Is it not one who can heal others of their smallness in self-perception?
The feeling of lack of power has become epidemic in the modern world, perhaps intentionally so. It has become a disease. People feel themselves small and insignificant. "What can I do as a single person to uplift and protect the world?" That's what many say as they withdraw into the private worlds of their smallness. Thus the rulers of the world are given free reign. The smallness in thinking does indeed produce the very apathy that the criminals of power desire, by which own mankind.

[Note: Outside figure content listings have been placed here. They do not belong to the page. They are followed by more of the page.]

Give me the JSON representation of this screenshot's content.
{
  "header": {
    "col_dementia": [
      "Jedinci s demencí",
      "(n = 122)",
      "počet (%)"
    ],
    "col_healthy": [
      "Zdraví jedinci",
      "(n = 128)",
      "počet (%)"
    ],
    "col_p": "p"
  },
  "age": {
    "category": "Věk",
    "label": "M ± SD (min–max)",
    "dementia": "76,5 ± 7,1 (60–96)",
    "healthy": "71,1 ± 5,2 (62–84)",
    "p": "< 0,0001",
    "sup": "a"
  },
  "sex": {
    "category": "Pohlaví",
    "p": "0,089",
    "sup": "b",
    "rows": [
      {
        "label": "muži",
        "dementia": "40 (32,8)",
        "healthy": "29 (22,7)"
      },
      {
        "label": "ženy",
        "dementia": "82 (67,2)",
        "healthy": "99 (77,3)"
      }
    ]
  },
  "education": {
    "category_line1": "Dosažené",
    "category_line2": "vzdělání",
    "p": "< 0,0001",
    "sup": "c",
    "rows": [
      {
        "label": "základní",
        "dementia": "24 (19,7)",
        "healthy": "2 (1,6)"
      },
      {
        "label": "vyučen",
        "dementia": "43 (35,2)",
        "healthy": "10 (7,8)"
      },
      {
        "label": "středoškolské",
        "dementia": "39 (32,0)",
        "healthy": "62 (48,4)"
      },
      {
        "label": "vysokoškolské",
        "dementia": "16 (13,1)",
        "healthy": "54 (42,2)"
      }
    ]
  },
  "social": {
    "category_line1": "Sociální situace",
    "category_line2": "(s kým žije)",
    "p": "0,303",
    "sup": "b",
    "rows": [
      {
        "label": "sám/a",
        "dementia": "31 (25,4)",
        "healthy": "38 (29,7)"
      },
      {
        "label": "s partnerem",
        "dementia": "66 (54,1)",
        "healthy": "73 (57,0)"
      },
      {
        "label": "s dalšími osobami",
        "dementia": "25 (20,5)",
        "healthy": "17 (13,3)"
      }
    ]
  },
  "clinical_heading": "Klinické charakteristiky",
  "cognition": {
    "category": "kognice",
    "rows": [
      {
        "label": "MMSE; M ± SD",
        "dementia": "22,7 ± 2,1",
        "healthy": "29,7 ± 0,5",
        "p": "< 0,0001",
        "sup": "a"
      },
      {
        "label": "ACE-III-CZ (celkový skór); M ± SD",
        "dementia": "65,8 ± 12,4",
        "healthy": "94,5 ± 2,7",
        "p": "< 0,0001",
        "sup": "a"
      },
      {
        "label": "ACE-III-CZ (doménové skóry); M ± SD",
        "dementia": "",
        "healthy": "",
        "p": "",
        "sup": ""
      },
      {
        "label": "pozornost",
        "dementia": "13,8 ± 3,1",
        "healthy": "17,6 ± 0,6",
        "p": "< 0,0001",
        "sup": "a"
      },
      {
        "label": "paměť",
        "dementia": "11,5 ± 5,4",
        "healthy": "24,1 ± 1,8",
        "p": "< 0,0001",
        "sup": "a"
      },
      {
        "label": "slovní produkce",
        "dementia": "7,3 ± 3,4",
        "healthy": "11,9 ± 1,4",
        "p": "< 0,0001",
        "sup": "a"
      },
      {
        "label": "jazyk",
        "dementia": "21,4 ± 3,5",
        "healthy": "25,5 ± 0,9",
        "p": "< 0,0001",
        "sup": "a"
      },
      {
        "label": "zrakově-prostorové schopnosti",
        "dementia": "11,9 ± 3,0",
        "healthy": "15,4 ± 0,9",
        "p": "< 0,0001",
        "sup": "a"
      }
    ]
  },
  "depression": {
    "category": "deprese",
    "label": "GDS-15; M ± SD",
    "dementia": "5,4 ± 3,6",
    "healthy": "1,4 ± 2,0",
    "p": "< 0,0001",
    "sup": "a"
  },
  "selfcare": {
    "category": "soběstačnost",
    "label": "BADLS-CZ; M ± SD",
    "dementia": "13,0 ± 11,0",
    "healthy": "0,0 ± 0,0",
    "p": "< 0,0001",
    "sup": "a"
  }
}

But how is society to get itself out of that trap? The protagonist of this story finds himself discovering in shame that it is not that easy to empower oneself to cross the limits that ages of timidity have established as hard and fast barriers. The protagonist is a professional American diplomat. He finds himself so impotent in his ways that a Russian bar girl, out of compassion, stages a lesson for him that forces his impotence to the surface so that he can deal with it. Yes, he does respond eventually, though still in his own timid way, even while in the background momentously powerful movements are unfolding, most of which he cannot even recognize for what they are. Nevertheless, from this beginning a sense of peace unfolds that comes with the budding sense of power that is inherent in our humanity as human beings.
The gentle story of this kind of healing, called Impotence and Power, is staged in the background to a peace conference in Soviet Russia. The story comprises three chapters of a the novel The Ice Age Challenge, the second episode of the series of novels, The Lodging for the Rose, by Rolf A. F. Witzsche.